I understand this is the model's behaviour, but maybe either:
- this model isn't up to this task
- the prompt is too hard for this example.
Suggestion: We could reconsider a more illustrative example
Steps/code to reproduce the bug:
import outlines
model = outlines.models.transformers("microsoft/Phi-3-mini-4k-instruct")
prompt = """You are a sentiment-labelling assistant.
Is the following review positive or negative?
Review: This restaurant is bad!
"""
generator = outlines.generate.choice(model, ["Positive", "Negative"])
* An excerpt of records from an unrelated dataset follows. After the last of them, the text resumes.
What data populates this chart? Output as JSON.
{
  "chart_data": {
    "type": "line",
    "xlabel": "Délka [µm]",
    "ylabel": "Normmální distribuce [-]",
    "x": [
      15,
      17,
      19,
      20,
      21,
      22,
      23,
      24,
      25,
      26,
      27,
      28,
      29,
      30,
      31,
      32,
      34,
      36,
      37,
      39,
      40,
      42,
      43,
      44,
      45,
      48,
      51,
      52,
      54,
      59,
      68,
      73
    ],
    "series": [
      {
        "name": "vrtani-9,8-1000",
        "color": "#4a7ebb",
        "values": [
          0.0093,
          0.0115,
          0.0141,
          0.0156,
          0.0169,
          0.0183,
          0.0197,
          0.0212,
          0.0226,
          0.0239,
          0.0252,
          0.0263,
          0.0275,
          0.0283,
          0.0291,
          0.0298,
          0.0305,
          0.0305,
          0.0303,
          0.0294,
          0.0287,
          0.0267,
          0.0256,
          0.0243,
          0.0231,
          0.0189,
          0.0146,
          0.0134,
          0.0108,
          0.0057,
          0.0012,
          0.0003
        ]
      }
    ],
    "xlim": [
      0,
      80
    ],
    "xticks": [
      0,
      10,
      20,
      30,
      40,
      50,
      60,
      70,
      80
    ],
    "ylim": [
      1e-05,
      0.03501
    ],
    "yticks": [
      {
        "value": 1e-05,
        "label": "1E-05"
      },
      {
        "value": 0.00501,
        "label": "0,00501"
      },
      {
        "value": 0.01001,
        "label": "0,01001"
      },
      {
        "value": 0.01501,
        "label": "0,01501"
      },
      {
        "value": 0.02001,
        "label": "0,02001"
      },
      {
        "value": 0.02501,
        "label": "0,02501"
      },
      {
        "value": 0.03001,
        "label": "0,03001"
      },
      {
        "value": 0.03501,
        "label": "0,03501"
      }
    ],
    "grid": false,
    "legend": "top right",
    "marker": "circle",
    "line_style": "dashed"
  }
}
answer = generator(prompt)
print(f'{answer=}')
Expected result:
"Negative"
Error message:
"Positive"
Outlines/Python version information:
outlines v 0.1.11 Python 3.10.14 | packaged by conda-forge | (main, Mar 20 2024, 12:51:49) [Clang 16.0.6 ]
Context for the issue:
first time user trying out the example
what happens without outlines?
This might be a result of not using the proper chat templating in the example. This works better:
import outlines
from transformers import AutoTokenizer
model_name = "microsoft/Phi-3-mini-4k-instruct"
tokenizer = AutoTokenizer.from_pretrained(model_name)
model = outlines.models.transformers(model_name)
def template(prompt: str) -> str:
return tokenizer.apply_chat_template(
[{"role": "user", "content": prompt}],
tokenize=False,
add_bos=True,
add_generation_prompt=True,
)
prompt = """You are a sentiment-labelling assistant.
Is the following review positive or negative?
Review: This restaurant is bad!
"""
generator = outlines.generate.choice(model, ["Positive", "Negative"])
answer = generator(template(prompt))
print(f'{answer=}')
This is a general issue with the documentation and in outlines use more generally. We have a few outstanding issues for this, like #987, #756,
There's a PR #1019 which might address this, though currently it seems to be in limbo.